A federal appeals court has reversed a lower court decision and ruled in favor of a Travelers Cos. Inc. unit in a dispute over damages associated with an underground fuel storage tank.

Travelers Property Casualty Co. of America had provided coverage to Meridian, Idaho-based Engineered Structures Inc. while ESI built a fueling station for Fred Meyer Stores Inc. in Portland, Oregon, according to Monday’s ruling by the 9th U.S. Circuit Court of Appeals in San Francisco in Engineered Structures Inc. v. Travelers Property Casualty Co. of America.

After damages occurred in connection with the tank’s installation, Travelers determined they resulted from ESI or its subcontractor not placing enough ballast water into the tank to prevent flotation during a period of rainy weather.

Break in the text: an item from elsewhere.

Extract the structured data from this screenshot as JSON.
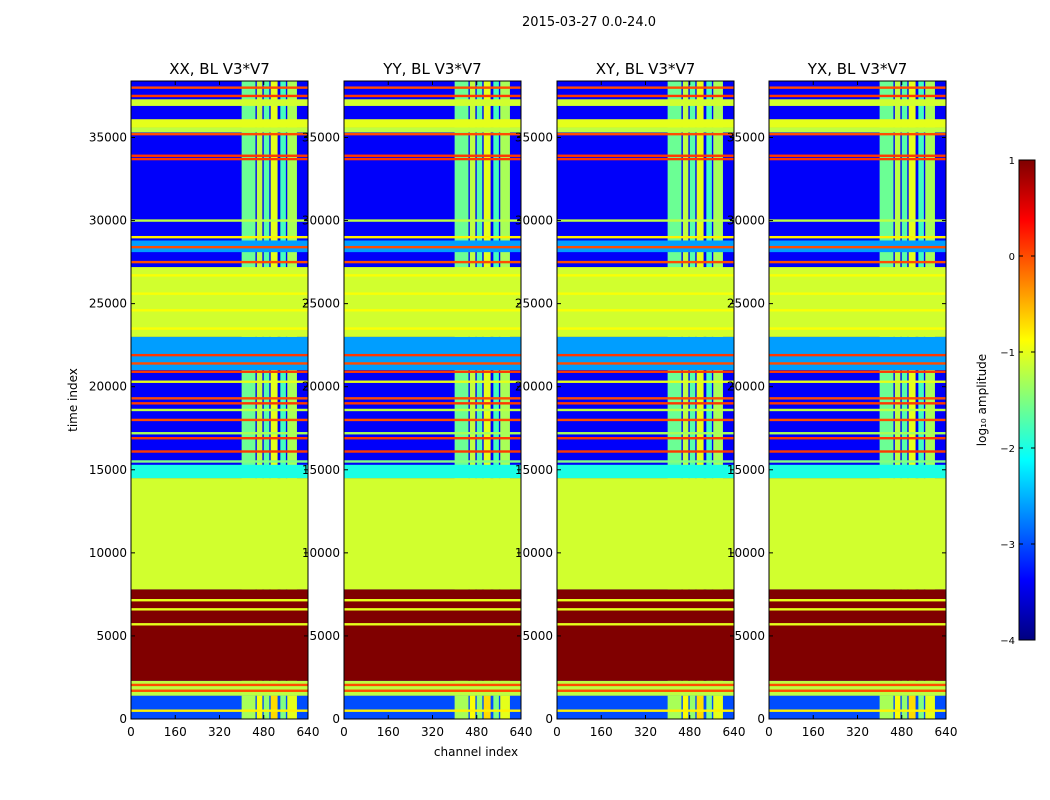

It denied coverage, citing an exclusion in the policy barring coverage for “fault, inadequate or defective….workmanship (or) construction,’” the ruling said.

ESI then filed suit against Travelers in U.S. District Court in Boise, Idaho, for breach of contract, negligence and bad faith, according to the ruling.

The court concluded the exclusion was ambiguous and granted summary judgment to ESI on its breach of contract claim, although it granted summary judgment to Travelers on ESI’s bad faith claim.

A three-judge appeals court panel unanimously concluded the exclusion was not ambiguous.  “The district court focused on ‘workmanship’ to find the Exclusion ambiguous and inapplicable.

“But that focus disregarded the Exclusion’s unambiguous, process-oriented use of ‘construction,’” the ruling said. 

“Because we find that ‘construction’ carries an unambiguous, process-oriented meaning in the Exclusion, remand is appropriate…further proceedings before the district court are necessary to resolve whether ESI’s losses were, in fact, ‘caused by or result(ed) from faulty, inadequate or defective…construction,’ thus making the Exclusion applicable,” the panel said, in reversing the lower court’s ruling.

The panel also affirmed dismissal of the bad faith claim.

Attorneys in the case could not be reached for comment.

Earlier this month, a federal appeals court upheld a lower court ruling and held a Travelers Cos. Inc. unit was not obligated to defend a trucking company for the damage caused by a hydrochloric acid cloud because of a pollution exclusion in its coverage.